Mathematics Stack Exchange is a question and answer site for people studying math at any level and professionals in related fields. It only takes a minute to sign up.
Sign up to join this community
I'm currently planning on reading Suppes' Axiomatic Set Theory, because I'm interested in finding out what the currently accepted foundations of mathematic are. Is this a good book for doing so? What other good texts are there?
I am not looking for naive set theory, though I do not wish to go more deeply into the subject than the set theory that is needed as foundations of most mathematics today.
Peter Smith has a very good book list on his "Teach Yourself Logic" page. There is also a nice set of lecture notes by Stephen Simpson located here: "Foundations of Mathematics" (PDF).

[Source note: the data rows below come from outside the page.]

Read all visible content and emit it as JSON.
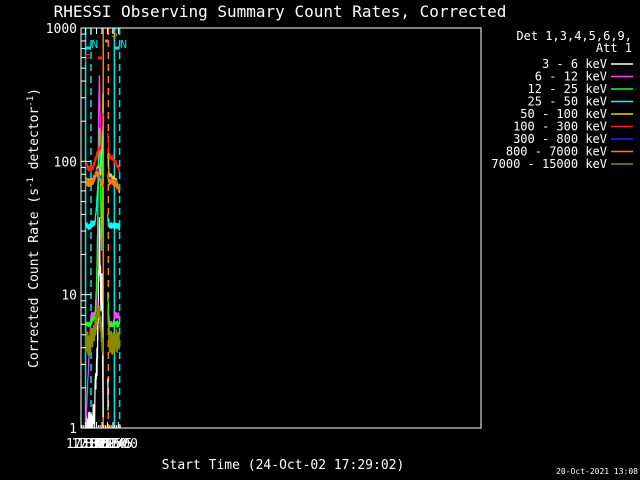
{
  "chart_data": {
    "type": "line",
    "title": "RHESSI Observing Summary Count Rates, Corrected",
    "xlabel": "Start Time (24-Oct-02 17:29:02)",
    "ylabel": "Corrected Count Rate (s",
    "ylabel_sup1": "-1",
    "ylabel_mid": " detector",
    "ylabel_sup2": "-1",
    "ylabel_end": ")",
    "yscale": "log",
    "ylim": [
      1,
      1000
    ],
    "xlim_minutes": [
      17.5,
      1115
    ],
    "x_ticks": [
      {
        "label": "17:30",
        "min": 30
      },
      {
        "label": "17:45",
        "min": 45
      },
      {
        "label": "18:00",
        "min": 60
      },
      {
        "label": "18:15",
        "min": 75
      },
      {
        "label": "18:30",
        "min": 90
      },
      {
        "label": "18:45",
        "min": 105
      },
      {
        "label": "19:00",
        "min": 120
      }
    ],
    "y_ticks": [
      {
        "label": "1",
        "value": 1
      },
      {
        "label": "10",
        "value": 10
      },
      {
        "label": "100",
        "value": 100
      },
      {
        "label": "1000",
        "value": 1000
      }
    ],
    "legend_header": [
      "Det 1,3,4,5,6,9,",
      "Att 1"
    ],
    "footer_timestamp": "20-Oct-2021 13:08",
    "flags": [
      {
        "label": "N",
        "color": "#00e5e5",
        "start": 30,
        "end": 45
      },
      {
        "label": "N",
        "color": "#00e5e5",
        "start": 109,
        "end": 123.5
      },
      {
        "label": "F",
        "color": "#ff2020",
        "start": 64,
        "end": 75
      },
      {
        "label": "S",
        "color": "#ff8000",
        "start": 83.5,
        "end": 92.5
      }
    ],
    "markers": [
      {
        "color": "#00e5e5",
        "min": 30,
        "style": "solid"
      },
      {
        "color": "#00e5e5",
        "min": 45,
        "style": "dashed"
      },
      {
        "color": "#00e5e5",
        "min": 109,
        "style": "solid"
      },
      {
        "color": "#00e5e5",
        "min": 123.5,
        "style": "dashed"
      },
      {
        "color": "#ff8000",
        "min": 78.5,
        "style": "solid"
      },
      {
        "color": "#ff8000",
        "min": 92.5,
        "style": "dashed"
      }
    ],
    "gap": {
      "start": 79,
      "end": 91
    },
    "series": [
      {
        "name": "3 - 6 keV",
        "color": "#ffffff",
        "points": [
          [
            30,
            1
          ],
          [
            45,
            1
          ],
          [
            55,
            1.3
          ],
          [
            58,
            2.5
          ],
          [
            61,
            3
          ],
          [
            64,
            5
          ],
          [
            66,
            14
          ],
          [
            68,
            32
          ],
          [
            70,
            20
          ],
          [
            72,
            9
          ],
          [
            74,
            14
          ],
          [
            76,
            10
          ],
          [
            78,
            1.2
          ]
        ],
        "post": [
          [
            91,
            3
          ],
          [
            92,
            1
          ]
        ]
      },
      {
        "name": "6 - 12 keV",
        "color": "#ff40ff",
        "points": [
          [
            30,
            1
          ],
          [
            45,
            7
          ],
          [
            55,
            7
          ],
          [
            59,
            8
          ],
          [
            62,
            14
          ],
          [
            64,
            60
          ],
          [
            66,
            250
          ],
          [
            68,
            470
          ],
          [
            70,
            200
          ],
          [
            72,
            90
          ],
          [
            74,
            110
          ],
          [
            76,
            180
          ],
          [
            78,
            200
          ]
        ],
        "post": [
          [
            91,
            7
          ],
          [
            95,
            6
          ],
          [
            105,
            6
          ],
          [
            110,
            7
          ],
          [
            115,
            7
          ],
          [
            123.5,
            7
          ]
        ]
      },
      {
        "name": "12 - 25 keV",
        "color": "#20ff20",
        "points": [
          [
            30,
            6
          ],
          [
            40,
            6
          ],
          [
            50,
            6.5
          ],
          [
            56,
            7
          ],
          [
            60,
            12
          ],
          [
            63,
            30
          ],
          [
            66,
            100
          ],
          [
            68,
            180
          ],
          [
            70,
            120
          ],
          [
            72,
            40
          ],
          [
            74,
            20
          ],
          [
            76,
            90
          ],
          [
            78,
            120
          ]
        ],
        "post": [
          [
            91,
            10
          ],
          [
            95,
            6
          ],
          [
            105,
            6
          ],
          [
            115,
            6
          ],
          [
            123.5,
            6
          ]
        ]
      },
      {
        "name": "25 - 50 keV",
        "color": "#00ffff",
        "points": [
          [
            30,
            34
          ],
          [
            40,
            32
          ],
          [
            50,
            34
          ],
          [
            56,
            35
          ],
          [
            60,
            45
          ],
          [
            64,
            70
          ],
          [
            68,
            85
          ],
          [
            72,
            100
          ],
          [
            76,
            130
          ],
          [
            78,
            160
          ]
        ],
        "post": [
          [
            91,
            38
          ],
          [
            95,
            33
          ],
          [
            105,
            33
          ],
          [
            115,
            33
          ],
          [
            123.5,
            32
          ]
        ]
      },
      {
        "name": "50 - 100 keV",
        "color": "#f0d000",
        "points": [
          [
            30,
            72
          ],
          [
            40,
            70
          ],
          [
            50,
            72
          ],
          [
            58,
            80
          ],
          [
            64,
            90
          ],
          [
            68,
            85
          ],
          [
            72,
            80
          ],
          [
            76,
            160
          ],
          [
            78,
            340
          ]
        ],
        "post": [
          [
            91,
            120
          ],
          [
            95,
            78
          ],
          [
            105,
            75
          ],
          [
            115,
            70
          ],
          [
            123.5,
            60
          ]
        ]
      },
      {
        "name": "100 - 300 keV",
        "color": "#ff2020",
        "points": [
          [
            30,
            95
          ],
          [
            40,
            88
          ],
          [
            50,
            90
          ],
          [
            58,
            105
          ],
          [
            64,
            120
          ],
          [
            68,
            125
          ],
          [
            72,
            130
          ],
          [
            76,
            200
          ],
          [
            78,
            230
          ]
        ],
        "post": [
          [
            91,
            160
          ],
          [
            95,
            110
          ],
          [
            105,
            105
          ],
          [
            115,
            95
          ],
          [
            123.5,
            85
          ]
        ]
      },
      {
        "name": "300 - 800 keV",
        "color": "#2020ff",
        "points": [
          [
            30,
            70
          ],
          [
            40,
            68
          ],
          [
            50,
            70
          ],
          [
            58,
            78
          ],
          [
            64,
            85
          ],
          [
            68,
            75
          ],
          [
            72,
            72
          ],
          [
            76,
            68
          ],
          [
            78,
            65
          ]
        ],
        "post": [
          [
            91,
            80
          ],
          [
            95,
            72
          ],
          [
            105,
            70
          ],
          [
            115,
            68
          ],
          [
            123.5,
            62
          ]
        ]
      },
      {
        "name": "800 - 7000 keV",
        "color": "#ff8000",
        "points": [
          [
            30,
            70
          ],
          [
            40,
            67
          ],
          [
            50,
            70
          ],
          [
            58,
            78
          ],
          [
            64,
            82
          ],
          [
            68,
            75
          ],
          [
            72,
            70
          ],
          [
            76,
            67
          ],
          [
            78,
            64
          ]
        ],
        "post": [
          [
            91,
            78
          ],
          [
            95,
            70
          ],
          [
            105,
            70
          ],
          [
            115,
            67
          ],
          [
            123.5,
            62
          ]
        ]
      },
      {
        "name": "7000 - 15000 keV",
        "color": "#8b8b00",
        "points": [
          [
            30,
            4.5
          ],
          [
            40,
            4.2
          ],
          [
            50,
            5
          ],
          [
            56,
            5.5
          ],
          [
            60,
            6.5
          ],
          [
            64,
            7.5
          ],
          [
            68,
            7
          ],
          [
            72,
            6
          ],
          [
            76,
            4
          ],
          [
            78,
            4
          ]
        ],
        "post": [
          [
            91,
            8
          ],
          [
            95,
            4.5
          ],
          [
            105,
            4.3
          ],
          [
            115,
            4.5
          ],
          [
            123.5,
            4.5
          ]
        ]
      }
    ]
  }
}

One question that you should clarify for your own benefit is whether you are interested in learning about foundations of mathematics, or about set theory. Set theory is an important tool in the field of foundations of mathematics, and it is also a topic of study in its own right. So, for example, well-regarded books such as Kunen's Set Theory: An Introduction to Independence Proofs and Jech's Set Theory will teach you a lot of set theory, but they will not teach your much about foundations of mathematics.
If you are genuinely interested in foundations of mathematics, the literature list is more difficult, because the topics are spread around many fields of math, and there is no single reference that will contain everything, much less present a coherent view of foundations.
If you are interested in the role set theory plays in foundations (compared to the study of set theory for its own sake), one very nice book is Foundations of Set-Theory by Abraham Fraenkel, Yehoshua Bar-Hillel and Azriel Levy. Levy's book Basic Set Theory is actually a graduate level text, is also very good at emphasizing foundational issues, and is now available from Dover.